So we can't do  SUBSTR (etc.) in SQL  (Why can't Oracle throw in a hack
for this??)
For convenience we add a column for the length.
You could do better by using the DBMS_LOB PL/SQL package, but we haven't
gotten around to it.
========================================================================

helpview:
========================================================================
The text is often too long to be a varchar2. So each record is split into
several, distinguished by a "piece" number.  kw and title are repeated,
so it's not normalized, but makes for quick adaption of the code.

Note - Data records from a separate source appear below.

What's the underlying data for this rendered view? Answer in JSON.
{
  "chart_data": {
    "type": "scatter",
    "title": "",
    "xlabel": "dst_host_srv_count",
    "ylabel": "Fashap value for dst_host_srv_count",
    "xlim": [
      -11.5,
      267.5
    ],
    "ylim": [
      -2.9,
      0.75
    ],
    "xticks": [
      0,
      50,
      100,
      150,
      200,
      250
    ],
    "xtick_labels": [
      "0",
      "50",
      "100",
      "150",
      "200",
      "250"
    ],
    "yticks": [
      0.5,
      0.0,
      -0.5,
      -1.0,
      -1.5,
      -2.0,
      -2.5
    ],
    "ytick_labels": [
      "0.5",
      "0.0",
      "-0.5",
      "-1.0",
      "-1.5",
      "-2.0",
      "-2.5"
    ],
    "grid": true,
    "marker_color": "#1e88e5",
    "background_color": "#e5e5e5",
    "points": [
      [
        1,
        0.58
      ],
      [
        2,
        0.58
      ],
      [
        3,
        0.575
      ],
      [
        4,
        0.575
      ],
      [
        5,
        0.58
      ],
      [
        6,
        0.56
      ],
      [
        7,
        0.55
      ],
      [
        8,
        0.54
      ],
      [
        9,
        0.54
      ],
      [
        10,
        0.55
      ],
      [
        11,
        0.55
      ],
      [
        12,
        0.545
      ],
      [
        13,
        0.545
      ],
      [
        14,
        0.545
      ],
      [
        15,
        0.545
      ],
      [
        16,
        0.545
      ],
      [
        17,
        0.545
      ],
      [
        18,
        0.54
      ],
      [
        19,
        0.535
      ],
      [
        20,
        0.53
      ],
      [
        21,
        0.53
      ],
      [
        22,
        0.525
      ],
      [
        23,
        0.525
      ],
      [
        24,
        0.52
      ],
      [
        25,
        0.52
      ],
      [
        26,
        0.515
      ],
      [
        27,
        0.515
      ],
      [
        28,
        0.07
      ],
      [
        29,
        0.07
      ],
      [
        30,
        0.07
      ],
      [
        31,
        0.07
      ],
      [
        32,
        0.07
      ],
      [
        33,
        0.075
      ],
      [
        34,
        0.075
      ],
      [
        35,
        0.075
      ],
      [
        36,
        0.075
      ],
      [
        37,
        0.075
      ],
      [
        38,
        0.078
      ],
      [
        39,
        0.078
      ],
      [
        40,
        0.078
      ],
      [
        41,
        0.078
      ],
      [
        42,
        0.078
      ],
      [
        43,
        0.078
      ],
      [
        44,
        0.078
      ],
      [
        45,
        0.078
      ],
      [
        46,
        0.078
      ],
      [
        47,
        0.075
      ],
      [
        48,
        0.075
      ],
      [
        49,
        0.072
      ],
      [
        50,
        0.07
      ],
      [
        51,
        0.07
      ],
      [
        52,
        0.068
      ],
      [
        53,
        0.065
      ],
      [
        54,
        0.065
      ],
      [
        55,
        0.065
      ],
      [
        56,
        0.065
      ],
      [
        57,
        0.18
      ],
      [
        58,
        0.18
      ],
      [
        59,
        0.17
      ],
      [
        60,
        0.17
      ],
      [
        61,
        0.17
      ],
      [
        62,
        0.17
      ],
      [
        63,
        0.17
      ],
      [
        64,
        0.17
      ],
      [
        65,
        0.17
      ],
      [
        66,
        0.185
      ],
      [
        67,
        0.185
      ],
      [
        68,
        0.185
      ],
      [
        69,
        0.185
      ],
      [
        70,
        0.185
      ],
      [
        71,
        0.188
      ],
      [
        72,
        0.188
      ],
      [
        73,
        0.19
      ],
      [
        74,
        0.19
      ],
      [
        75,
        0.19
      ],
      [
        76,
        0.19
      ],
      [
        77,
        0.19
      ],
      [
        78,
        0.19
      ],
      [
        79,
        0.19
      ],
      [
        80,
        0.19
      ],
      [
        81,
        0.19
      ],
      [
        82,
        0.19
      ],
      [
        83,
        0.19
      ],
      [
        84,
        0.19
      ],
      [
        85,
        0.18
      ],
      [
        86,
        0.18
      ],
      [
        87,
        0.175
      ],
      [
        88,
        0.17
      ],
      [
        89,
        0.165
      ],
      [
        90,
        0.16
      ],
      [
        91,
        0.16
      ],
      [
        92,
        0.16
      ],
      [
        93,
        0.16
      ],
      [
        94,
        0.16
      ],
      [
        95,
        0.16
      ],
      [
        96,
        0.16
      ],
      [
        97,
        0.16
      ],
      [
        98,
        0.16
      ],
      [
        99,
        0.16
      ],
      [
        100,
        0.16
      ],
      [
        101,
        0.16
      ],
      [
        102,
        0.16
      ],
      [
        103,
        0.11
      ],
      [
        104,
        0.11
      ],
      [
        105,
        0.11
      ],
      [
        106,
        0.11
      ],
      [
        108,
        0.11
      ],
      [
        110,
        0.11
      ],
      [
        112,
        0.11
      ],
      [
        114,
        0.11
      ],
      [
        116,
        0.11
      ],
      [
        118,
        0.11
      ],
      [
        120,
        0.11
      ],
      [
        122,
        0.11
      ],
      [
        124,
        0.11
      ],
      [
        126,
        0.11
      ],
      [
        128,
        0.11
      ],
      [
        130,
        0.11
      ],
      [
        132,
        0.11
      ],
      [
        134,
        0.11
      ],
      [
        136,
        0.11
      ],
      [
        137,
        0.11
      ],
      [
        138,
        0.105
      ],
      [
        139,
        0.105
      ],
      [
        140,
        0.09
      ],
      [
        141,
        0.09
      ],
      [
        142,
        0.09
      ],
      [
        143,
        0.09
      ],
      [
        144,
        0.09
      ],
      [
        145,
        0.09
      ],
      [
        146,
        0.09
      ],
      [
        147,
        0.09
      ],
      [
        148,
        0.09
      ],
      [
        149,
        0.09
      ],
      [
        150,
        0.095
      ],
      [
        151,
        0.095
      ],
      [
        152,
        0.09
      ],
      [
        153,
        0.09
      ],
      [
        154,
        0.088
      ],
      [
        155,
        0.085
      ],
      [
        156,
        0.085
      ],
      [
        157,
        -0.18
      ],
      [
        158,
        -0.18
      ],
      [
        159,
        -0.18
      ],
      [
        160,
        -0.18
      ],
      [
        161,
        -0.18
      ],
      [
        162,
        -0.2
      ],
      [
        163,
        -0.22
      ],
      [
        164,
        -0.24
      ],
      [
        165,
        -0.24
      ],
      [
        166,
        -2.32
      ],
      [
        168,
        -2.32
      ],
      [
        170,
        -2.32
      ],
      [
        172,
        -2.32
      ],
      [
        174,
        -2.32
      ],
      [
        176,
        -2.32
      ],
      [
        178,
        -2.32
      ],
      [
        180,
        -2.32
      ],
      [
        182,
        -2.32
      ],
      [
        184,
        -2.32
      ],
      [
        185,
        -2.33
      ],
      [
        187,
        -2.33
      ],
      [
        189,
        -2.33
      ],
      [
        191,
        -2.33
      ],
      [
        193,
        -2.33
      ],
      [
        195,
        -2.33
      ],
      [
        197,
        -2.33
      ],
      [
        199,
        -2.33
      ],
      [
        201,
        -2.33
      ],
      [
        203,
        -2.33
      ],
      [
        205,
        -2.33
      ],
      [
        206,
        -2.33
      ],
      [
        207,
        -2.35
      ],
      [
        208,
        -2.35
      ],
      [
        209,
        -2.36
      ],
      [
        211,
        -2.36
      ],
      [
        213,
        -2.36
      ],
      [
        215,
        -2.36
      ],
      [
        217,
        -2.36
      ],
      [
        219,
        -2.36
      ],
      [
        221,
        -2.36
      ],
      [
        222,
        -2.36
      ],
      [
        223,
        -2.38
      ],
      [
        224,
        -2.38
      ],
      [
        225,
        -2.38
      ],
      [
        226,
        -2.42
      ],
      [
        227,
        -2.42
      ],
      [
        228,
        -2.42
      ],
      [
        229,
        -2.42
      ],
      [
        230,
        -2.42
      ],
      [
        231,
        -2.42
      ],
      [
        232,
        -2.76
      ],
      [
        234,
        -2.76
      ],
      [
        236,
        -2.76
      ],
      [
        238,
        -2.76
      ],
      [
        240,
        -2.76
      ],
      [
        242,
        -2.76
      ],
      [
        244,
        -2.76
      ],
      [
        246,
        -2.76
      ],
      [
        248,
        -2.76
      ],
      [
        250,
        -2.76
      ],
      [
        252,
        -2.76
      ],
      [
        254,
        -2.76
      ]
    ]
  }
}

helpview/mkhelpview.sql is the new schema
helpview/prep_table.pl change the helpview table as given by EnsEMBL
				into a format that's easier to edit
helpview/gramene_helpview.txt is our help in  this format
helpview/load_helpview.pl loads this file into the database, splitting
					    each entry that needs to be.
( EnsemblLocator  is defined in CSHL::Config as 
    use constant EnsemblLocator =>    'Bio::EnsEMBL::DBSQL::DBAdaptor/host=cheese.cshl.org;port=1521;dbname=gramene;user=riceseq;pass=passwd;perlonlyfeatures=0;mapdbname=;driver=Oracle;debug=0';
)
perl/HelpView.pm is modified to fetch all the pieces and put them together.
========================================================================

perl/unisearch
========================================================================
Database connection fixed-up
( added %dbh to avoid Apache::Registry "will not stay shared" errors(this
					has nothing to do with Oracle))
Fixed CONCAT(A,B,C) to CONCAT(CONCAT(A,B),C) in queries
Got rid of the offset & limit stuff.
========================================================================

doc/EnsEMBL_Oracle.txt contains some old notes